Hasil sensus juga menunjukkan, sebagian besar petani tanaman pangan merupakan petani kecil dengan akses terhadap penguasaan lahan yang terbatas. Hal ini tercermin dari rata-rata luas lahan sawah yang dikuasai atau dikelola oleh setiap petani. BPS mencatat, rata-rata luas lahan sawah yang dikelola oleh setiap petani pengguna lahan hanya sekitar 0,2 hektar. Itu artinya, sebagian besar petani tanaman pangan adalah petani gurem.
Potret yang disajikan hasil sensus juga kian mempertegas bahwa produksi pangan negeri ini sebetulnya merupakan hasil jerih payah dan pengorbanan para petani kecil. Merekalah “pahlawan pangan” negeri ini. Sayang, sebagian besar mereka masih bergelut dengan kemiskinan.
Tak lagi menarik
Salah satu persoalan pelik yang mendera sektor pertanian dewasa ini adalah keengganan generasi muda untuk menjadi petani. Mereka yang bertahan sebagai petani saat ini adalah generasi tua. Itupun karena karena, tak ada pilihan lain selain bertani. Pasalnya, mereka umumnya berpendidikan rendah—bahkan tak pernah bersekolah—dan tak punya keahlian lain, selain bertani untuk bertahan hidup. Hal ini terkonfirmasi dari hasil sensus yang menunjukkan bahwa sekitar 60 persen petani negeri ini berumur di atas 45 tahun. Sekitar sepertiganya bahkan telah berumur di atas 55 tahun.

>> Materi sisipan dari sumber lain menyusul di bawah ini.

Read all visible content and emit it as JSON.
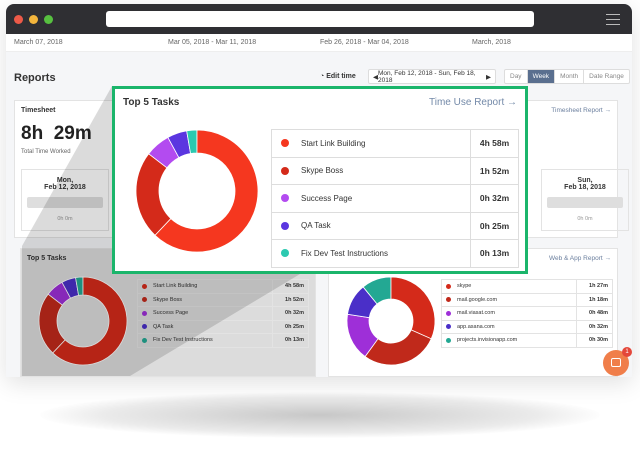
{
  "dates_row": [
    "March 07, 2018",
    "Mar 05, 2018 - Mar 11, 2018",
    "Feb 26, 2018 - Mar 04, 2018",
    "March, 2018"
  ],
  "reports": {
    "title": "Reports",
    "edit_time": "Edit time",
    "range": "Mon, Feb 12, 2018 - Sun, Feb 18, 2018",
    "views": [
      "Day",
      "Week",
      "Month",
      "Date Range"
    ],
    "active_view": "Week"
  },
  "timesheet": {
    "title": "Timesheet",
    "total": "8h  29m",
    "total_label": "Total Time Worked",
    "link": "Timesheet Report →",
    "days": [
      {
        "day": "Mon,",
        "date": "Feb 12, 2018",
        "hours": "0h 0m"
      },
      {
        "day": "Sun,",
        "date": "Feb 18, 2018",
        "hours": "0h 0m"
      }
    ]
  },
  "top5_zoom": {
    "title": "Top 5 Tasks",
    "link": "Time Use Report →",
    "rows": [
      {
        "label": "Start Link Building",
        "value": "4h 58m",
        "color": "#f5371f"
      },
      {
        "label": "Skype Boss",
        "value": "1h 52m",
        "color": "#d42a1a"
      },
      {
        "label": "Success Page",
        "value": "0h 32m",
        "color": "#b34bf0"
      },
      {
        "label": "QA Task",
        "value": "0h 25m",
        "color": "#5b36e0"
      },
      {
        "label": "Fix Dev Test Instructions",
        "value": "0h 13m",
        "color": "#2cc9b0"
      }
    ]
  },
  "top5_small": {
    "title": "Top 5 Tasks",
    "rows": [
      {
        "label": "Start Link Building",
        "value": "4h 58m",
        "color": "#d42a1a"
      },
      {
        "label": "Skype Boss",
        "value": "1h 52m",
        "color": "#c0291b"
      },
      {
        "label": "Success Page",
        "value": "0h 32m",
        "color": "#9e2fd8"
      },
      {
        "label": "QA Task",
        "value": "0h 25m",
        "color": "#4a2fc8"
      },
      {
        "label": "Fix Dev Test Instructions",
        "value": "0h 13m",
        "color": "#23a893"
      }
    ]
  },
  "web_app": {
    "link": "Web & App Report →",
    "rows": [
      {
        "label": "skype",
        "value": "1h 27m",
        "color": "#d42a1a"
      },
      {
        "label": "mail.google.com",
        "value": "1h 18m",
        "color": "#c0291b"
      },
      {
        "label": "mail.viasat.com",
        "value": "0h 48m",
        "color": "#9e2fd8"
      },
      {
        "label": "app.asana.com",
        "value": "0h 32m",
        "color": "#4a2fc8"
      },
      {
        "label": "projects.invisionapp.com",
        "value": "0h 30m",
        "color": "#23a893"
      }
    ]
  },
  "chat": {
    "badge": "1"
  },
  "colors": {
    "accent_green": "#1bb56b",
    "window_bar": "#2f2f33"
  }
}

Secara faktual, dewasa ini para pemuda di pedesaan lebih bangga menjadi tukang ojek atau merantau ke kota dan bergumul di sektor informal perkotaan ketimbang bertani. Mengapa? Tidak bisa dimungkiri, dalam benak mereka, menjadi petani itu gak keren serta identik dengan kekumuhan, ketertinggalan, kebodohan, dan kemiskinan. Setidaknya, itulah realitas yang mereka jumpai pada orang tua mereka yang petani tulen.
Karena itu, pemerintah harus peka terhadap persoalan ini. Sektor pertanian yang tidak didukung oleh sumber daya manusia yang mumpuni sejatinya adalah ancaman bagi ketahanan dan kedaulatan pangan negeri ini.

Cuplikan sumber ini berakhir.